How can I anonymize certain fields from data inputs in Splunk Cloud when ingesting logs from AWS S3 buckets?
Hi there,
You can make use of regex to look for fields and mask them with props.conf and transforms.conf files. Please provide some info about your architecture and some sample events if you want help with .conf settings.
Please refer to this link for instructions.
Is that the same steps for Splunk Cloud as it is for Splunk Enterprise?
I'm looking at some CloudFront logs being ingested through an s3 bucket input into a Cloud instance. I found some notes at https://answers.splunk.com/answers/149597/im-struggling-with-how-i-should-be-doing-inputs-and-also-p... that might apply, but I've also found notes saying it's impossible to anonymize this data after indexing. Do I need to be transforming it with a sed script before even having Splunk Cloud in the picture, or is there a configuration i'm missing (field transform?)?

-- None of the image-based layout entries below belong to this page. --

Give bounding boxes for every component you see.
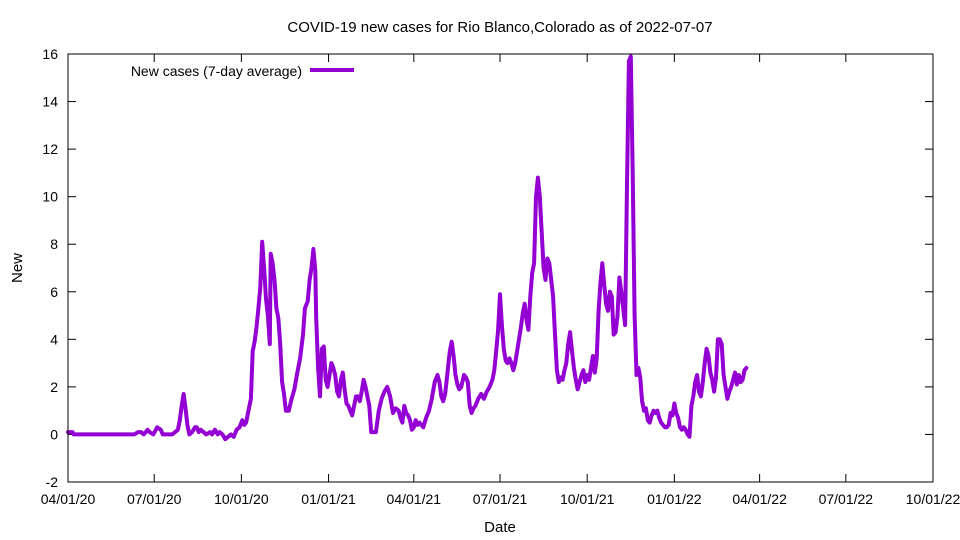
series-line [66, 54, 749, 442]
x-tick-label: 04/01/21 [387, 491, 442, 507]
y-axis-label: New [9, 253, 26, 283]
plot-frame [67, 53, 934, 483]
y-tick-label: 12 [42, 141, 58, 157]
x-tick-label: 10/01/20 [214, 491, 269, 507]
axis-ticks [68, 54, 933, 482]
y-tick-label: -2 [46, 474, 59, 490]
legend-label: New cases (7-day average) [131, 63, 302, 79]
x-tick-label: 04/01/22 [732, 491, 787, 507]
x-tick-label: 01/01/21 [301, 491, 356, 507]
x-tick-label: 04/01/20 [41, 491, 96, 507]
y-tick-labels: -2 0 2 4 6 8 10 12 14 16 [42, 46, 58, 490]
x-tick-label: 01/01/22 [647, 491, 702, 507]
y-tick-label: 6 [50, 284, 58, 300]
x-tick-label: 07/01/22 [819, 491, 874, 507]
series-group [66, 54, 749, 442]
chart-title: COVID-19 new cases for Rio Blanco,Colora… [287, 19, 712, 36]
x-tick-label: 07/01/21 [473, 491, 528, 507]
y-tick-label: 4 [50, 331, 58, 347]
y-tick-label: 0 [50, 426, 58, 442]
x-axis-label: Date [484, 519, 516, 536]
y-tick-label: 10 [42, 189, 58, 205]
y-tick-label: 8 [50, 236, 58, 252]
x-tick-label: 10/01/22 [906, 491, 960, 507]
x-tick-labels: 04/01/20 07/01/20 10/01/20 01/01/21 04/01/21… [41, 491, 960, 507]
x-tick-label: 07/01/20 [127, 491, 182, 507]
legend: New cases (7-day average) [131, 63, 354, 79]
y-tick-label: 2 [50, 379, 58, 395]
y-tick-label: 16 [42, 46, 58, 62]
x-tick-label: 10/01/21 [560, 491, 615, 507]
y-tick-label: 14 [42, 94, 58, 110]
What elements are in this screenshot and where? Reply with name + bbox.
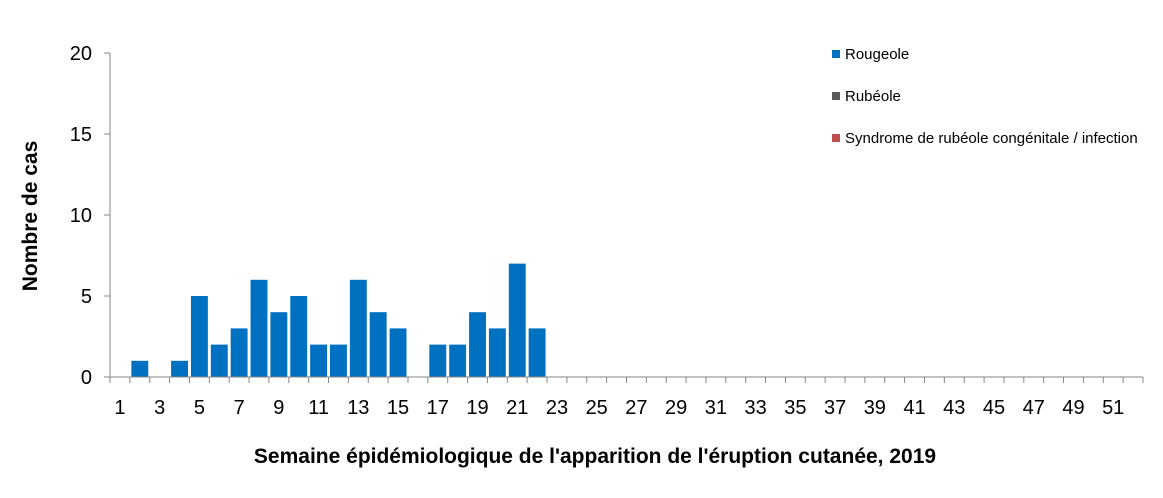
legend-swatch-0 [832, 50, 840, 58]
bar-week-17-series-0 [429, 344, 447, 377]
x-tick-label: 5 [194, 397, 205, 419]
x-tick-label: 41 [903, 397, 925, 419]
bar-week-9-series-0 [270, 312, 288, 377]
x-tick-label: 15 [387, 397, 409, 419]
x-tick-label: 37 [824, 397, 846, 419]
x-tick-label: 25 [586, 397, 608, 419]
x-tick-label: 31 [705, 397, 727, 419]
y-tick-label: 10 [70, 205, 92, 227]
bar-week-8-series-0 [250, 279, 268, 377]
bar-week-10-series-0 [290, 296, 308, 377]
bars-group [131, 263, 546, 377]
x-tick-label: 43 [943, 397, 965, 419]
x-tick-label: 49 [1062, 397, 1084, 419]
bar-week-13-series-0 [349, 279, 367, 377]
y-tick-label: 5 [81, 286, 92, 308]
x-tick-label: 11 [308, 397, 329, 419]
x-tick-label: 39 [864, 397, 886, 419]
y-axis-title: Nombre de cas [19, 141, 42, 292]
y-tick-label: 20 [70, 43, 92, 65]
x-tick-label: 27 [625, 397, 647, 419]
x-tick-label: 35 [784, 397, 806, 419]
legend-swatch-2 [832, 134, 840, 142]
x-axis-title: Semaine épidémiologique de l'apparition … [254, 445, 936, 468]
legend-label-0: Rougeole [845, 46, 909, 63]
bar-week-12-series-0 [330, 344, 347, 377]
x-tick-label: 9 [273, 397, 284, 419]
bar-week-22-series-0 [528, 328, 546, 377]
bar-week-18-series-0 [449, 344, 467, 377]
x-axis: 1 3 5 7 9 11 13 15 17 19 21 23 25 27 29 31 33 35 37 39 41 43 4… [109, 376, 1144, 419]
bar-week-2-series-0 [131, 360, 149, 377]
x-tick-label: 19 [466, 397, 488, 419]
legend: Rougeole Rubéole Syndrome de rubéole congé… [832, 46, 1138, 147]
x-tick-label: 7 [234, 397, 245, 419]
x-tick-label: 3 [154, 397, 165, 419]
y-tick-label: 0 [81, 367, 92, 389]
bar-week-21-series-0 [508, 263, 526, 377]
x-tick-label: 23 [546, 397, 568, 419]
x-tick-label: 13 [347, 397, 369, 419]
bar-week-15-series-0 [389, 328, 407, 377]
legend-label-2: Syndrome de rubéole congénitale / infect… [845, 130, 1138, 147]
bar-week-6-series-0 [210, 344, 228, 377]
bar-week-19-series-0 [469, 312, 486, 377]
bar-week-7-series-0 [230, 328, 248, 377]
x-tick-label: 45 [983, 397, 1005, 419]
y-tick-label: 15 [70, 124, 92, 146]
bar-week-5-series-0 [190, 296, 208, 377]
x-tick-label: 51 [1102, 397, 1124, 419]
bar-week-20-series-0 [488, 328, 506, 377]
x-tick-label: 21 [506, 397, 528, 419]
bar-week-4-series-0 [171, 360, 188, 377]
x-tick-label: 17 [427, 397, 449, 419]
legend-label-1: Rubéole [845, 88, 901, 105]
legend-swatch-1 [832, 92, 840, 100]
x-tick-label: 33 [745, 397, 767, 419]
x-tick-label: 1 [114, 397, 125, 419]
y-axis: 0 5 10 15 20 [70, 43, 111, 389]
bar-week-14-series-0 [369, 312, 387, 377]
x-tick-label: 29 [665, 397, 687, 419]
x-tick-label: 47 [1023, 397, 1045, 419]
bar-week-11-series-0 [310, 344, 328, 377]
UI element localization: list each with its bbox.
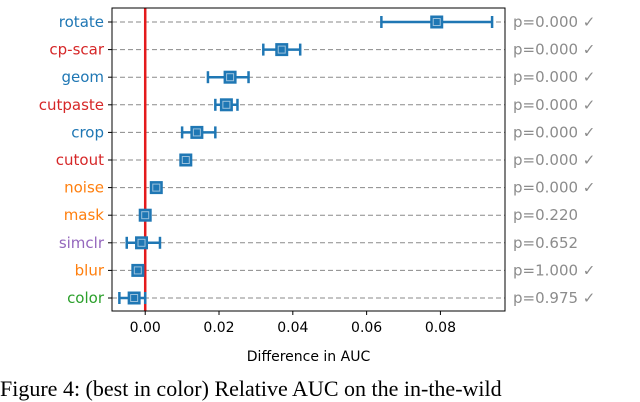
mean-marker bbox=[275, 43, 289, 57]
chart: rotate cp-scar geom cutpaste crop cutout noise… bbox=[39, 7, 595, 365]
mean-marker bbox=[190, 125, 204, 139]
mean-marker-inner bbox=[222, 100, 231, 109]
mean-marker bbox=[179, 153, 193, 167]
category-label: blur bbox=[75, 261, 105, 279]
mean-marker-inner bbox=[152, 183, 161, 192]
category-label: mask bbox=[64, 206, 105, 224]
category-labels: rotate cp-scar geom cutpaste crop cutout noise… bbox=[39, 13, 112, 307]
p-value-text: p=0.000 ✓ bbox=[513, 179, 595, 197]
mean-marker-inner bbox=[137, 238, 146, 247]
category-label: color bbox=[67, 289, 105, 307]
mean-marker-inner bbox=[277, 45, 286, 54]
p-value-text: p=0.000 ✓ bbox=[513, 68, 595, 86]
mean-marker bbox=[149, 181, 163, 195]
mean-marker bbox=[430, 15, 444, 29]
data-marks bbox=[118, 15, 494, 305]
mean-marker bbox=[135, 236, 149, 250]
x-tick-label: 0.08 bbox=[425, 320, 456, 336]
x-axis-label: Difference in AUC bbox=[247, 349, 371, 365]
mean-marker-inner bbox=[130, 294, 139, 302]
mean-marker bbox=[219, 98, 233, 112]
mean-marker bbox=[131, 263, 145, 277]
mean-marker bbox=[223, 70, 237, 84]
category-label: noise bbox=[64, 179, 104, 197]
x-tick-label: 0.06 bbox=[351, 320, 382, 336]
mean-marker bbox=[138, 208, 152, 222]
x-tick-label: 0.00 bbox=[130, 320, 161, 336]
p-value-text: p=0.000 ✓ bbox=[513, 123, 595, 141]
p-values: p=0.000 ✓ p=0.000 ✓ p=0.000 ✓ p=0.000 ✓ p=0.… bbox=[513, 13, 595, 307]
plot-frame bbox=[111, 7, 506, 312]
mean-marker-inner bbox=[432, 18, 441, 26]
category-label: cutout bbox=[56, 151, 104, 169]
mean-marker-inner bbox=[141, 211, 150, 220]
x-tick-label: 0.04 bbox=[277, 320, 308, 336]
grid-lines bbox=[112, 21, 505, 299]
p-value-text: p=0.652 bbox=[513, 234, 578, 252]
p-value-text: p=1.000 ✓ bbox=[513, 261, 595, 279]
category-label: cutpaste bbox=[39, 96, 104, 114]
x-axis: 0.00 0.02 0.04 0.06 0.08 bbox=[130, 311, 456, 336]
category-label: geom bbox=[61, 68, 104, 86]
mean-marker bbox=[127, 291, 141, 305]
mean-marker-inner bbox=[226, 73, 235, 82]
category-label: crop bbox=[71, 123, 104, 141]
mean-marker-inner bbox=[192, 128, 201, 137]
mean-marker-inner bbox=[181, 156, 190, 164]
p-value-text: p=0.000 ✓ bbox=[513, 41, 595, 59]
p-value-text: p=0.000 ✓ bbox=[513, 96, 595, 114]
category-label: rotate bbox=[59, 13, 104, 31]
category-label: simclr bbox=[59, 234, 105, 252]
p-value-text: p=0.000 ✓ bbox=[513, 13, 595, 31]
figure-caption: Figure 4: (best in color) Relative AUC o… bbox=[0, 376, 502, 401]
p-value-text: p=0.000 ✓ bbox=[513, 151, 595, 169]
x-tick-label: 0.02 bbox=[203, 320, 234, 336]
p-value-text: p=0.975 ✓ bbox=[513, 289, 595, 307]
p-value-text: p=0.220 bbox=[513, 206, 578, 224]
category-label: cp-scar bbox=[49, 41, 104, 59]
mean-marker-inner bbox=[133, 266, 142, 275]
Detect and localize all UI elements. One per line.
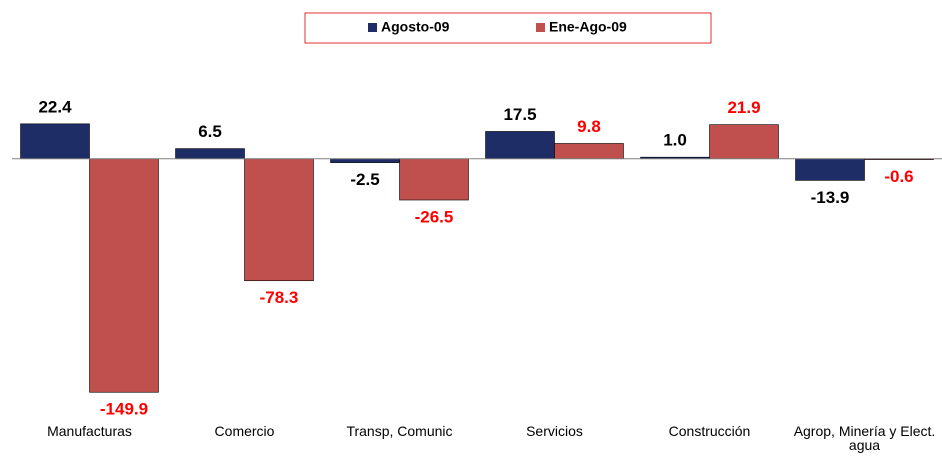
data-label: -0.6 [884,167,913,186]
bar [244,158,314,282]
data-label: -26.5 [415,208,454,227]
data-label: -2.5 [350,170,379,189]
x-tick-label: Manufacturas [47,423,132,439]
bar [330,158,400,163]
x-tick-label: Agrop, Minería y Elect. agua [793,423,936,453]
bar [89,158,159,393]
bar [485,131,555,160]
legend-label: Agosto-09 [381,19,450,35]
bar [399,158,469,201]
data-label: 6.5 [198,122,222,141]
legend-swatch [368,23,377,32]
bar [709,124,779,160]
bar [554,143,624,160]
data-label: -13.9 [811,188,850,207]
data-label: 22.4 [38,97,72,116]
x-tick-label: Comercio [214,423,275,439]
bar [20,123,90,160]
legend-label: Ene-Ago-09 [549,19,627,35]
x-tick-label: Servicios [526,423,583,439]
x-tick-label: Transp, Comunic [346,423,453,439]
data-label: -149.9 [100,400,148,419]
bar [795,158,865,181]
legend-swatch [536,23,545,32]
data-label: 9.8 [577,117,601,136]
data-label: 1.0 [663,131,687,150]
data-label: 21.9 [727,98,760,117]
bar [175,148,245,160]
data-label: -78.3 [260,288,299,307]
data-label: 17.5 [503,105,536,124]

Per documentation, "To anonymize data with Splunk Cloud, you must configure a Splunk Enterprise instance as a heavy forwarder and anonymize the incoming data with that instance before sending it to Splunk Cloud. You can follow the instructions in this topic on the heavy forwarder."
Yes. Once data is indexed, you can't change it. You should mask your data before it touches indexers in cloud.